Segundo a família, a garota foi exposta a publicações sobre automutilação e depressão nas plataformas, impulsionadas pelos algoritmos de recomendação, antes de sua morte.

Segundo a família, conteúdos depressivos passaram a dominar o que a adolescente via online em poucos meses. Imagem: Marina Demidiuk/iStock
Um caso que expôs o lado mais sensível das redes sociais
A história de Rossella Ugues ganhou os holofotes quando os pais perceberam, tardiamente, a mudança no comportamento da filha. Em poucos meses, ela passou a consumir conteúdos cada vez mais conectados à tristeza e à automutilação, impulsionados pelos algoritmos de recomendação das plataformas.
Para a mãe, Irene Roggero Ugues, o processo foi insidioso, difícil de ser detectado no cotidiano. Em uma entrevista, ela expressou a sensação com palavras fortes:
Em algum momento, pareceu ganhar vida própria, crescendo até sufocar o lado alegre e sociável dela — a parte mais brilhante.
A ação judicial apresentada na Itália argumenta que as plataformas não teriam fornecido proteção adequada a usuários menores de idade, permitindo a exposição a conteúdos considerados de alto risco.

Meta e TikTok negam responsabilidade direta e destacam medidas de segurança voltadas a adolescentes.
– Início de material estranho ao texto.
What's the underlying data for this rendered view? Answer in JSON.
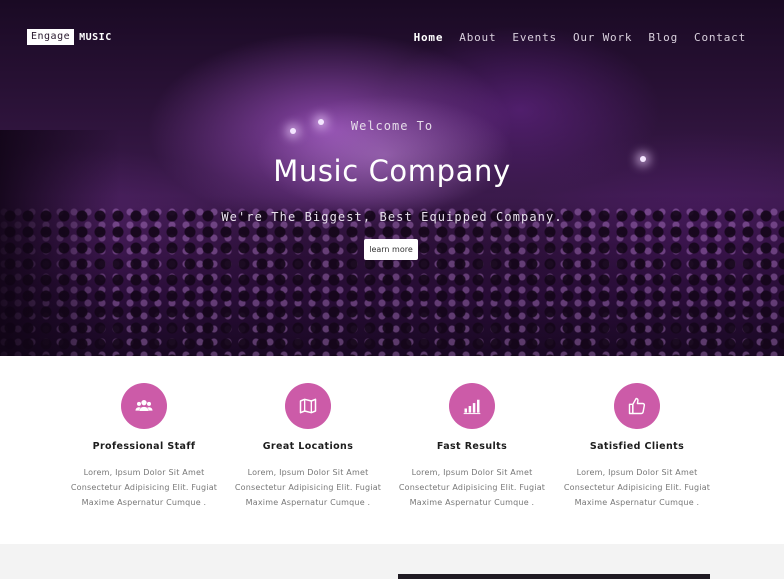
{
  "logo": {
    "box_text": "Engage",
    "word": "MUSIC"
  },
  "nav": {
    "items": [
      "Home",
      "About",
      "Events",
      "Our Work",
      "Blog",
      "Contact"
    ],
    "active": "Home"
  },
  "hero": {
    "welcome": "Welcome To",
    "headline": "Music Company",
    "tagline": "We're The Biggest, Best Equipped Company.",
    "button_label": "learn more"
  },
  "features": [
    {
      "icon": "people-icon",
      "title": "Professional Staff",
      "desc": [
        "Lorem, Ipsum Dolor Sit Amet",
        "Consectetur Adipisicing Elit. Fugiat",
        "Maxime Aspernatur Cumque ."
      ]
    },
    {
      "icon": "map-icon",
      "title": "Great Locations",
      "desc": [
        "Lorem, Ipsum Dolor Sit Amet",
        "Consectetur Adipisicing Elit. Fugiat",
        "Maxime Aspernatur Cumque ."
      ]
    },
    {
      "icon": "bar-chart-icon",
      "title": "Fast Results",
      "desc": [
        "Lorem, Ipsum Dolor Sit Amet",
        "Consectetur Adipisicing Elit. Fugiat",
        "Maxime Aspernatur Cumque ."
      ]
    },
    {
      "icon": "thumbs-up-icon",
      "title": "Satisfied Clients",
      "desc": [
        "Lorem, Ipsum Dolor Sit Amet",
        "Consectetur Adipisicing Elit. Fugiat",
        "Maxime Aspernatur Cumque ."
      ]
    }
  ],
  "colors": {
    "accent": "#cc5ba8",
    "hero_tint": "#3b1a4c",
    "text_dark": "#1d1d1d",
    "text_muted": "#777777"
  }
}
Crédito: Tada Images / Shutterstock
Algoritmos e o ponto mais delicado da discussão
O cerne da acusação reside no funcionamento dos sistemas de recomendação. O processo alega que são esses mecanismos que, ao identificar padrões de consumo, potencializam a exibição de conteúdos problemáticos, criando um ciclo vicioso e prejudicial para usuários vulneráveis. Tanto a Meta quanto o TikTok, por sua vez, negam responsabilidade direta e afirmam que possuem medidas de segurança voltadas especificamente para adolescentes. O debate sobre a moderação de conteúdo e o impacto dos algoritmos na saúde mental de jovens ganha, assim, mais um capítulo delicado nos tribunais.